Critical AI literacy programmes for citizens, not just technologists.
There was real concern that the political will doesn’t exist today. Governments were described by several speakers as uninterested in engaging with AI academics, leaving Big Tech driving the bus. Without a shift, we risk learning only after irreversible setbacks for society as has happened with social media. One of Marcus’s slides made clear the profound ramifications for us all:
Reflections
The Royal Society event reflected on the legacy and meaning of Turing’s work on machine intelligence in our era of rapid AI progress. Most speakers demonstrated a critical and skeptical stance combined with academic caution of AI. That feels precisely what we need right now. Outside, the environment is overwhelmingly dominated by AI hype and billion-dollar valuations, the Silicon Valley Consensus. The event was a timely and necessary reminder of the limits of magical thinking around scaling, the illusions of AGI, and the societal risks of unregulated deployment.

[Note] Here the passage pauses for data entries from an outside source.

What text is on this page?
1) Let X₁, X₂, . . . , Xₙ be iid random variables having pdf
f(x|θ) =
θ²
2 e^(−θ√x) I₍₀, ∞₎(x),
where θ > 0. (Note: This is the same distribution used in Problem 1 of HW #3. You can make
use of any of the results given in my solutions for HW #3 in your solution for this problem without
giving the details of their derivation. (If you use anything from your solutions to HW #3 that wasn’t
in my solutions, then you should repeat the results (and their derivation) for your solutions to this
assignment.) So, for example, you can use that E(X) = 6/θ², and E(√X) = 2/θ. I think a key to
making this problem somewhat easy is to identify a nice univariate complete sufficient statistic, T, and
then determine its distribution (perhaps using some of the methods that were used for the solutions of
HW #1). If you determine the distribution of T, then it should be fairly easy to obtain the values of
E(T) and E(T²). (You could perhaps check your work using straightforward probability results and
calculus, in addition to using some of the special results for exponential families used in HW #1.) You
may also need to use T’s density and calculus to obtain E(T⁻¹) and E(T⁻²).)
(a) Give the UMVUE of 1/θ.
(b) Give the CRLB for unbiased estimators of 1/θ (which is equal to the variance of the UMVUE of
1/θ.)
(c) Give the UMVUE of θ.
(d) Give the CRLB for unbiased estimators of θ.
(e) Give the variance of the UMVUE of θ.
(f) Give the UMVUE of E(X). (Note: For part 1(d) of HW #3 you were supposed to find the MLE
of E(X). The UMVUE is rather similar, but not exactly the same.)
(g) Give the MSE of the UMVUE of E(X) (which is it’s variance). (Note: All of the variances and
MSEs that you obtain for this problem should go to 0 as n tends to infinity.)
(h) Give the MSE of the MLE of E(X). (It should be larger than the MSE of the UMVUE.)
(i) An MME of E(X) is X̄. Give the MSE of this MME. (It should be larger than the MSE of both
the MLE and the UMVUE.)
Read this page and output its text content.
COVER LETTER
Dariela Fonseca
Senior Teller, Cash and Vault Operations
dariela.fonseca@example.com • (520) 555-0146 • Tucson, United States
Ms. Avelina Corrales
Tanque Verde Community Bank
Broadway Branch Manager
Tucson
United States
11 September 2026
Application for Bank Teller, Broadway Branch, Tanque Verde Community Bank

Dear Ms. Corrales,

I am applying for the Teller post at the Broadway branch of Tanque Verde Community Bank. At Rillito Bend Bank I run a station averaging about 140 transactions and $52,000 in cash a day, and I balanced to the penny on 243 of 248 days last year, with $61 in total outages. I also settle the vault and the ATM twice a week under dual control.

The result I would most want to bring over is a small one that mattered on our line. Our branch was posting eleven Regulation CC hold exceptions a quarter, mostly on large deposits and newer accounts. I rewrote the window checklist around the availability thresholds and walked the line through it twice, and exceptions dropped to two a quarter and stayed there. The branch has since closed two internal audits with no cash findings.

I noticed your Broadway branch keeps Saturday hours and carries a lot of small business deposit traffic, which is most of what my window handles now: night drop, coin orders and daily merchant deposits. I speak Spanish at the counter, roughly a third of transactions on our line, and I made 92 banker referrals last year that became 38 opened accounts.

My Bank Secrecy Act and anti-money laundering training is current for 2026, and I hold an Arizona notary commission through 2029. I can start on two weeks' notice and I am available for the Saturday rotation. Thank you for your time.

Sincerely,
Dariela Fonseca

75 years on from Turing’s provocative paper, the most pressing question is no longer whether machines can imitate us, but whether we can govern the machines we’ve built. The Turing Test, in the narrow sense that he meant it, has been passed. The harder test now is one of human responsibility, restraint, and foresight. This is challenging given that the developers creating these systems do not fully understand how their models work. As Professor Vallor put it:
We should stop asking: is the machine intelligent? And ask: what exactly does the machine do?
The last speaker was Sir Dermot Turing, a living bridge to the past as Turing’s nephew. He revealed that his uncle’s favourite book was Samuel Butler’s Erewhon published in 1872 which contains a section called The Book of The Machines, the first reference in English Literature to the dangers of machine evolution. He finished by providing a favourite Turing quote:
It seems probable that once the machine thinking method had started, it would not take long to outstrip our feeble powers. At some stage therefore, we should have to expect the machines to take control.
UPDATE: A week after writing this post, Gary Marcus posted his own write-up of the event with a link to a full video of all the talks!